Я отстраняюсь первым, потому что вокруг ночь, потому что это я убедил ее поехать со мной, пообещав ответы на вопросы, а дать могу только это.
– Ты готова? – спрашиваю я.
Она качает головой. Целует меня еще раз – целует долго. А затем открывает машину и проскальзывает на сиденье. И я знаю, что она тоже все понимает.
Стройплощадка возле завода Роллинсов пуста. Мы паркуемся, и я достаю из бардачка фонарик.
– Не только карты, но еще и фонарик! Нолан, кажется, ты мне начинаешь нравиться! – говорит Кеннеди и легонько толкает меня в плечо.
– Если бы я знал, что все так просто, – отшучиваюсь я и вызываю ее улыбку.

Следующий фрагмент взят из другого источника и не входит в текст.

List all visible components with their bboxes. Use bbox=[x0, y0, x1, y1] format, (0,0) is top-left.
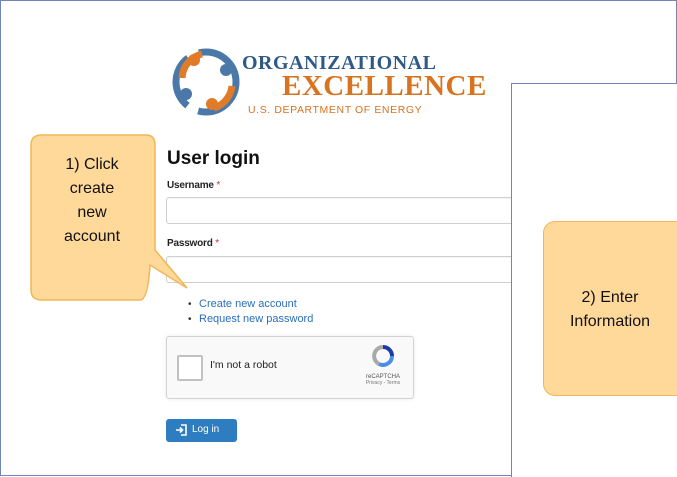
callout-step1-line: account bbox=[63, 228, 121, 245]
required-marker: * bbox=[216, 180, 221, 191]
callout-step1-line: new bbox=[77, 204, 107, 221]
callout-step1-line: 1) Click bbox=[65, 156, 119, 173]
callout-step2-text: 2) Enter Information bbox=[544, 286, 676, 334]
logo-title-line2: EXCELLENCE bbox=[282, 70, 487, 102]
logo-subtitle: U.S. DEPARTMENT OF ENERGY bbox=[248, 104, 423, 116]
account-links: Create new account Request new password bbox=[188, 297, 313, 327]
login-icon bbox=[176, 424, 187, 436]
password-input[interactable] bbox=[166, 256, 528, 283]
callout-step2-line: 2) Enter bbox=[581, 289, 639, 306]
recaptcha-footer[interactable]: Privacy - Terms bbox=[363, 380, 403, 386]
callout-step2: 2) Enter Information bbox=[543, 221, 677, 396]
username-input[interactable] bbox=[166, 197, 528, 224]
org-excellence-logo: ORGANIZATIONAL EXCELLENCE U.S. DEPARTMEN… bbox=[172, 42, 486, 122]
login-button-label: Log in bbox=[192, 424, 220, 435]
request-password-link[interactable]: Request new password bbox=[188, 312, 313, 327]
recaptcha-icon bbox=[372, 345, 394, 367]
login-button[interactable]: Log in bbox=[166, 419, 237, 442]
callout-step2-line: Information bbox=[569, 313, 651, 330]
create-account-link[interactable]: Create new account bbox=[188, 297, 313, 312]
callout-step1-line: create bbox=[69, 180, 115, 197]
required-marker: * bbox=[215, 238, 219, 249]
captcha-checkbox[interactable] bbox=[177, 355, 203, 381]
captcha-label: I'm not a robot bbox=[210, 359, 277, 371]
recaptcha-brand: reCAPTCHA Privacy - Terms bbox=[363, 345, 403, 386]
callout-step1-text: 1) Click create new account bbox=[30, 153, 154, 249]
recaptcha-widget: I'm not a robot reCAPTCHA Privacy - Term… bbox=[166, 336, 414, 399]
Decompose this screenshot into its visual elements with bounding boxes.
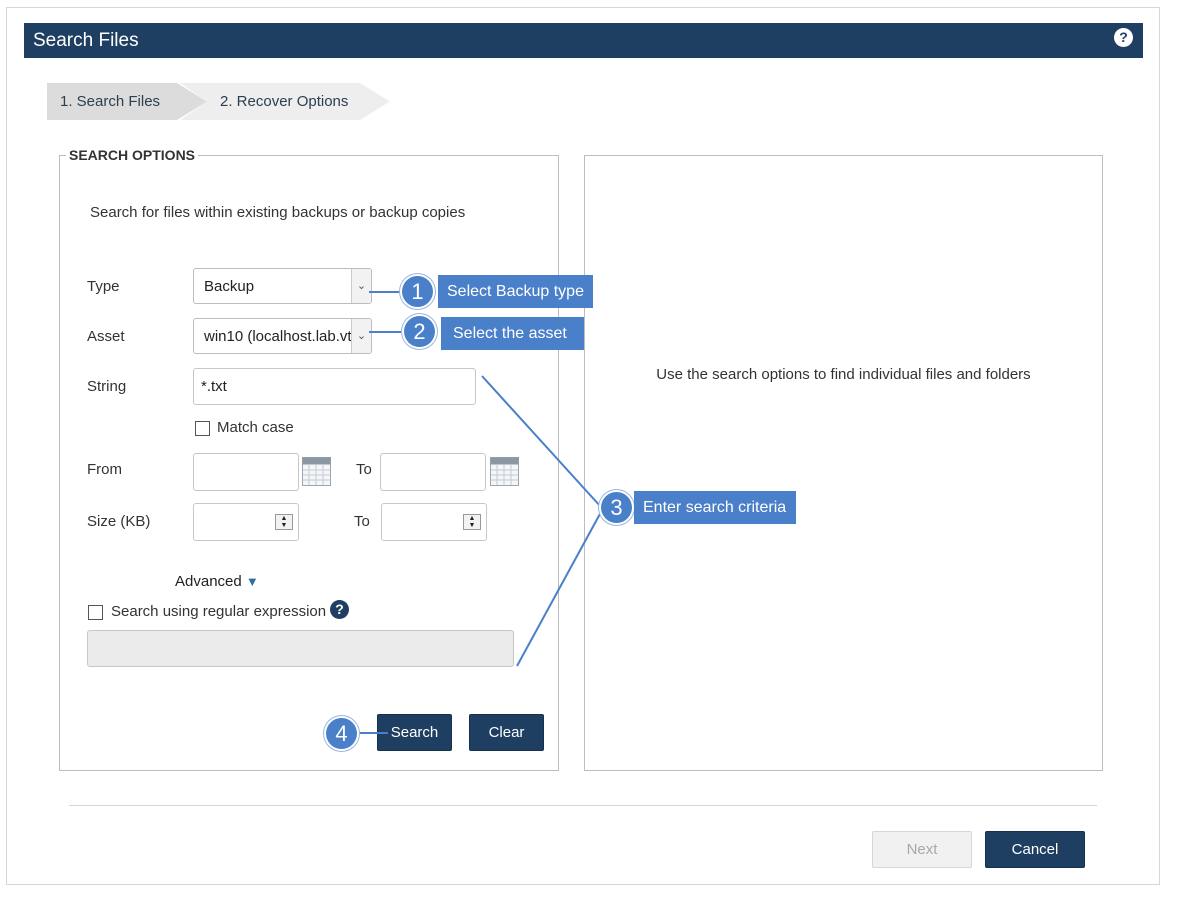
callout-number-3: 3 bbox=[601, 492, 632, 523]
callout-label-3: Enter search criteria bbox=[634, 491, 796, 524]
callout-number-1: 1 bbox=[402, 276, 433, 307]
callout-number-2: 2 bbox=[404, 316, 435, 347]
callout-label-2: Select the asset bbox=[441, 317, 584, 350]
callout-label-1: Select Backup type bbox=[438, 275, 593, 308]
callout-number-4: 4 bbox=[326, 718, 357, 749]
callout-lines bbox=[356, 291, 602, 734]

Мы намеренно оттягиваем момент, пребывая во власти несвоевременного веселья. Нам предстоит посреди ночи выйти из машины под проливной дождь и через территорию заброшенного завода добраться до не менее заброшенного здания, на которое нам указала девчонка, про которую нам наверняка известно лишь одно: она застукала нас в своем доме. Глупейшая затея.
Дождь, конечно, слегка ослабел. Но будем честны: от этого ничуть не легче. В кроссовках хлюпает; после поездки они явно отправятся в мусорку. Кеннеди шагает впереди, а я подсвечиваю ей фонариком. Мы обходим основное знание. Ямы на асфальте, проросшем сорняками, заполнены водой, лужи дуются пузырями.
Вдалеке сначала появляются деревья, и только потом вырисовывается темный силуэт здания. Еще одно заброшенное строение с заколоченными досками окнами, наполовину сломанными ступеньками. Похоже, оно принадлежало заводу, а потом было точно так же оставлено умирать. Мы прячемся под гигантским дубом, чтобы хоть немного укрыться от дождя.
– Видишь? – спрашивает Кеннеди.
На одном из окон отошла доска, и сквозь щель сочится тусклый свет. А значит, не везде здесь царят темнота и пустота. По крайней мере, ночью, как нам и обещала сестра Хантера Лонга. Мы находим заколоченный дверной проем. В здании явно кто-то есть, хоть и непонятно как попал туда. Кеннеди встает на ржавую скамейку и заглядывает в оконную щель, из которой тоже сочится свет. А потом быстро отстраняется и шепчет:
– Там люди.
Я тоже залезаю на скамейку и пытаюсь что-нибудь рассмотреть, но не так-то просто сделать это вдвоем через малюсенькую дырочку. Поэтому мы наблюдаем по очереди, но все равно различить можем лишь движение цветных пятен в отдалении.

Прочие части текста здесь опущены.